A large-deformation, finite-element study of chondrodiatasis in the canine distal femoral epiphyseal plate

Abstract

A large-deformation, finite-element analysis was conducted to model stress fields around the developing growth plate as a first approach to comprehend the clinical application of traction for limb lengthening procedures. The model chosen was a cross section through the distal femoral growth plate of a 14-week-old dog. The chosen section passed through two of the conformational bends (mammillary processes) formed by the natural convolutions of the physis. Three different loading conditions were applied to the distal femoral epiphyseal model. The model also examined the effects of different values of Young's modulus of the growth-plate cartilage. The cortical bone in all cases, experienced the highest stresses. In the growth plate, the highest principal stresses occurred where the physis intersects cortical bone.
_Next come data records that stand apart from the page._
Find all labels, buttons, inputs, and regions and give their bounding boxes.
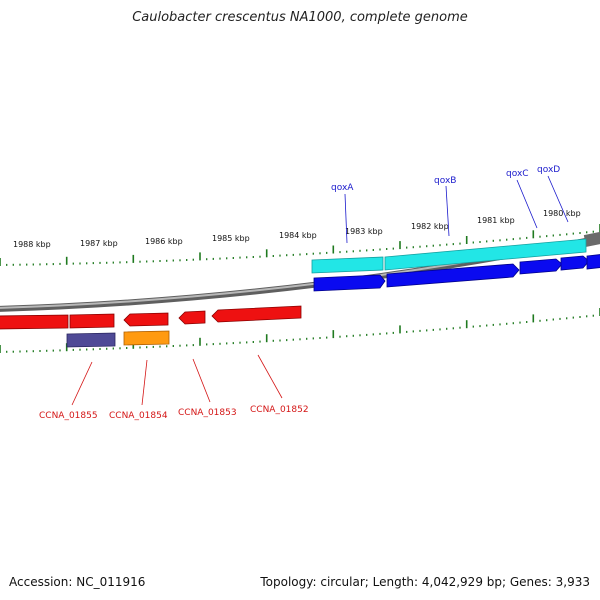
cds-arrow-qoxD[interactable] <box>560 255 590 271</box>
kbp-label: 1982 kbp <box>411 222 449 231</box>
cds-arrow-next[interactable] <box>586 254 600 270</box>
cds-arrow-ccna-01855[interactable] <box>69 313 115 329</box>
kbp-label: 1980 kbp <box>543 209 581 218</box>
accession-text: Accession: NC_011916 <box>9 575 146 589</box>
forward-cds-track <box>313 254 600 292</box>
cds-arrow-qoxC[interactable] <box>519 258 563 275</box>
kbp-label: 1987 kbp <box>80 239 118 248</box>
gene-label-ccna-01855[interactable]: CCNA_01855 <box>39 411 98 421</box>
reverse-cds-track <box>0 305 302 330</box>
gene-feature-ccna-01854[interactable] <box>123 330 170 346</box>
cds-arrow-ccna-01854[interactable] <box>123 312 169 327</box>
kbp-label: 1983 kbp <box>345 227 383 236</box>
gene-label-ccna-01854[interactable]: CCNA_01854 <box>109 411 168 421</box>
gene-label-qoxB[interactable]: qoxB <box>434 176 456 186</box>
cds-arrow-qoxA[interactable] <box>313 274 386 292</box>
gene-label-qoxC[interactable]: qoxC <box>506 169 529 179</box>
upper-tick-ruler <box>0 224 600 266</box>
gene-label-ccna-01853[interactable]: CCNA_01853 <box>178 408 237 418</box>
map-title: Caulobacter crescentus NA1000, complete … <box>132 10 468 25</box>
cds-arrow-ccna-01856[interactable] <box>0 314 69 330</box>
lower-gene-labels: CCNA_01855 CCNA_01854 CCNA_01853 CCNA_01… <box>39 354 309 421</box>
reverse-gene-track <box>66 330 170 348</box>
gene-label-qoxD[interactable]: qoxD <box>537 165 560 175</box>
gene-label-ccna-01852[interactable]: CCNA_01852 <box>250 405 309 415</box>
gene-label-qoxA[interactable]: qoxA <box>331 183 354 193</box>
cds-arrow-ccna-01852[interactable] <box>211 305 302 323</box>
gene-feature-ccna-01855[interactable] <box>66 332 116 348</box>
gene-feature-qoxA[interactable] <box>311 256 384 274</box>
kbp-label: 1986 kbp <box>145 237 183 246</box>
topology-summary: Topology: circular; Length: 4,042,929 bp… <box>260 575 590 589</box>
cds-arrow-ccna-01853[interactable] <box>178 310 206 325</box>
gene-feature-qoxBCD[interactable] <box>384 238 587 271</box>
kbp-label: 1988 kbp <box>13 240 51 249</box>
forward-gene-track <box>311 238 587 274</box>
kbp-label: 1984 kbp <box>279 231 317 240</box>
kbp-label: 1981 kbp <box>477 216 515 225</box>
lower-tick-ruler <box>0 308 600 353</box>
upper-gene-labels: qoxA qoxB qoxC qoxD <box>331 165 569 244</box>
cds-arrow-qoxB[interactable] <box>386 263 520 288</box>
kbp-label: 1985 kbp <box>212 234 250 243</box>
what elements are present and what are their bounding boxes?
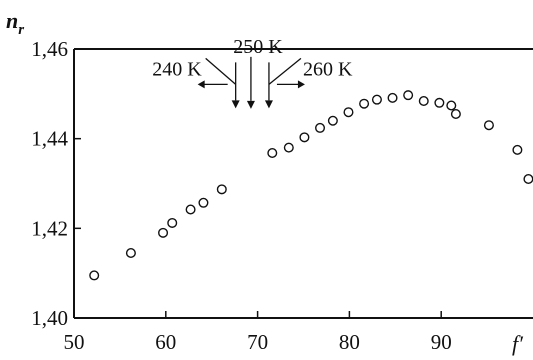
plot-frame: [73, 48, 533, 319]
x-tick-label: 90: [431, 330, 452, 354]
annotation-label: 250 K: [233, 36, 283, 58]
data-point: [450, 109, 461, 120]
data-point: [216, 184, 227, 195]
axis-ticks: [73, 48, 442, 319]
data-point: [483, 120, 494, 131]
data-point: [283, 142, 294, 153]
y-axis-title-sub: r: [18, 22, 24, 38]
y-axis-title-main: n: [6, 8, 18, 33]
data-point: [167, 217, 178, 228]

There were localized stresses that were higher than those that caused fracture in a rabbit model [Guse et al., J. Orthop. Res. 7, 667–673 (1989)]. Results also indicated the following: a small tilt of 0.1 in loading application increases the maximum principal stresses and the von Mises stresses in certain regions of the growth plate by about 8%; the shearing streses in the growth plate are sensitive to Young's modulus of the growth plate; and traction pins that do not grip the cancellous bone in the epiphysis will increase the regions of high principal stress in the growth plate.